Sans surprise, la direction a soutenu, en premier lieu, l’irrecevabilité la demande de suspension de la mise en œuvre du projet dès lors que la réorganisation était déjà effective.
Elle a souligné, ensuite, que l’accord obtenu dans les conditions résultant de la loi du 14 juin 2013 ne pouvait être remis en cause, que ses termes clairs et précis ne nécessitaient pas d’interprétation, que l’information avait été complète et que si le CHSCT, qui ne s’était pas manifesté, avait été finalement consulté a postériori, c’était uniquement dans un souci d’apaisement.
• Pour rejeter l’action du CE et du CCE, le juge des référés ne prend pas le raccourci de son incompétence (ou du défaut d’intérêt à agir du demandeur) au motif que la décision étant déjà mise en œuvre, il n’avait pas le pouvoir de la suspendre.
Il préfère s’atteler à une motivation plus élaborée en faisant grief au CE et au CCE ne pas avoir mis en œuvre la procédure désormais prévue lorsque des élus qui ont conclu un accord se considèrent insuffisamment informés.
En premier lieu, le juge fait litière de l’argument tiré d’une méconnaissance des textes en question. Le juge souligne en effet que la lecture des débats des deux instances met en évidence le fait que l’accord sur le calendrier est intervenu après que la Direction a répondu aux questions qui lui étaient posées de façon précise et développée et que les échanges attestent de la connaissance qu’avaient les élus des nouvelles dispositions légales.
Au-delà de ces considérations factuelles, l’argument paraissait en tout état de cause voué à l’échec car la loi n’a pas prévu de période de « rodage ». Dès que la loi s’applique, les parties sont censées en avoir appréhendé les contours, les exigences et les limites, le cas échéant avec l’aide et l’assistance de leurs conseils.
En second lieu, le juge, sans se prononcer sur les carences de la consultation alléguées par les IRP, rappelle à ces dernières que les nouvelles dispositions légales leur permettaient d’agir si elles s’estimaient insuffisamment informées en dépit de l’accord conclu (extrait de l’ordonnance):
« En outre, les critiques relatives à la communication des documents sont inopérantes dans la mesure où, conformément à l’article L2323-4, si le CCUES et le CE de Boulogne estimaient ne pas disposer des éléments suffisants pour pouvoir émettre un avis, il leur appartenait de saisir le président du tribunal de grande instance statuant en la forme des référés, pour qu’il ordonne, dans un délai de 8 jours, la communication par l’employeur des éléments manquants, mais également de demander au juge de décider la prolongation des délais prévus par des accords au motif que les éléments communiqués par l’employeur ne leur permettaient pas d’exercer utilement leurs compétences en fonction de la nature et de l’importance des questions qui leur étaient soumises, et le cas échéant, comme l’indique désormais l’article 2323-3 du code du travail, de l’information et de la consultation du CHSCT ».

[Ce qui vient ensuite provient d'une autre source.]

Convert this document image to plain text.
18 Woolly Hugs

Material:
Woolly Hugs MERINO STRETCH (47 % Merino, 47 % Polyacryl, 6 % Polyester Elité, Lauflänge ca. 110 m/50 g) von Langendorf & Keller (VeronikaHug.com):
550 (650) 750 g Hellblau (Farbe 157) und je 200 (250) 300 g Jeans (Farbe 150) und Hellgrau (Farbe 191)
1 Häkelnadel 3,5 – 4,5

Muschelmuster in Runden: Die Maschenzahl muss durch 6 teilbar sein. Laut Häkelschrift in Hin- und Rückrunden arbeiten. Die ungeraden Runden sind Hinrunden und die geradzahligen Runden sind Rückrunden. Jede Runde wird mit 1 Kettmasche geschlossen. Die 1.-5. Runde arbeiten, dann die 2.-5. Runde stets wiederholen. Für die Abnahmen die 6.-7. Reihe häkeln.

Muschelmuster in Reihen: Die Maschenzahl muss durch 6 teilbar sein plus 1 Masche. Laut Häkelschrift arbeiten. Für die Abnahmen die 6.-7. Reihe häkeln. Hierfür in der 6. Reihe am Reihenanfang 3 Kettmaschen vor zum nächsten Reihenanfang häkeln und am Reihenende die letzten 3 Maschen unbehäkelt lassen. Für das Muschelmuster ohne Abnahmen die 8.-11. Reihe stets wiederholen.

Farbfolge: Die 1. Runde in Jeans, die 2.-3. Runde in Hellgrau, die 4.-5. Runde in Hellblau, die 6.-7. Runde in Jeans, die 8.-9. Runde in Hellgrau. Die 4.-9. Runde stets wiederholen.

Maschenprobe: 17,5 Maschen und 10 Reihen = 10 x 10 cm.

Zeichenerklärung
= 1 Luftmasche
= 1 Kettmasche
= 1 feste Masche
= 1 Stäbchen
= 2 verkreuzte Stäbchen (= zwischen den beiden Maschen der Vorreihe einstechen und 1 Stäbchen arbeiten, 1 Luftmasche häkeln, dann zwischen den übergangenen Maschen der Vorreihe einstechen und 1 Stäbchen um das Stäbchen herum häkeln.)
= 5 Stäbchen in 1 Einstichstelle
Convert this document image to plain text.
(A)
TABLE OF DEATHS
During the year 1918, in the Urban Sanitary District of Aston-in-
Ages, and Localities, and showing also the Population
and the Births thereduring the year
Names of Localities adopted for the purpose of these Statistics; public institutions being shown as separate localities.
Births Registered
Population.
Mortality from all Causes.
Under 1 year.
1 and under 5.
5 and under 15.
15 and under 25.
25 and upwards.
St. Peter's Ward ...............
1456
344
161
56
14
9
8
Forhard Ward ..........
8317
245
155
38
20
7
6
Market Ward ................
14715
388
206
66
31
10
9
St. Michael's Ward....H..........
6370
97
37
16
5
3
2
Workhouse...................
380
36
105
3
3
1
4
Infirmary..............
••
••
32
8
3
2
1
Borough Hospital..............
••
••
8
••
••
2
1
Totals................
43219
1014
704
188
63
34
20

En d’autres termes, le CE et le CCE ont agi tardivement.
• Tout l’intérêt du nouveau dispositif est précisément de mettre un terme à l’incertitude qui planait auparavant sur la date à laquelle le CE avait émis un avis.
Si, comme cela est le cas en l’espèce, les parties se mettent d’accord pour que l’avis soit exprimé à telle date, un CE qui s’estime suffisamment informé, ce qui peut effectivement être le cas, doit donc impérativement agir avant la survenance du délai.
Le juge peut, dans ce contexte, ordonner la communication de documents complémentaires et proroger les délais.
Mais ce que le législateur a voulu éviter, c’est très précisément la situation de l’espèce où un mois après la mise en œuvre d’une réorganisation, le CE assigne la direction à une audience fixée près de deux mois plus tard pour obtenir la suspension d’une décision qui a déjà produit des effets, au motif d’une difficulté d’information.
C’est très logiquement, nous semble-t-il, que les demandes du CE et du CCE ont été rejetées.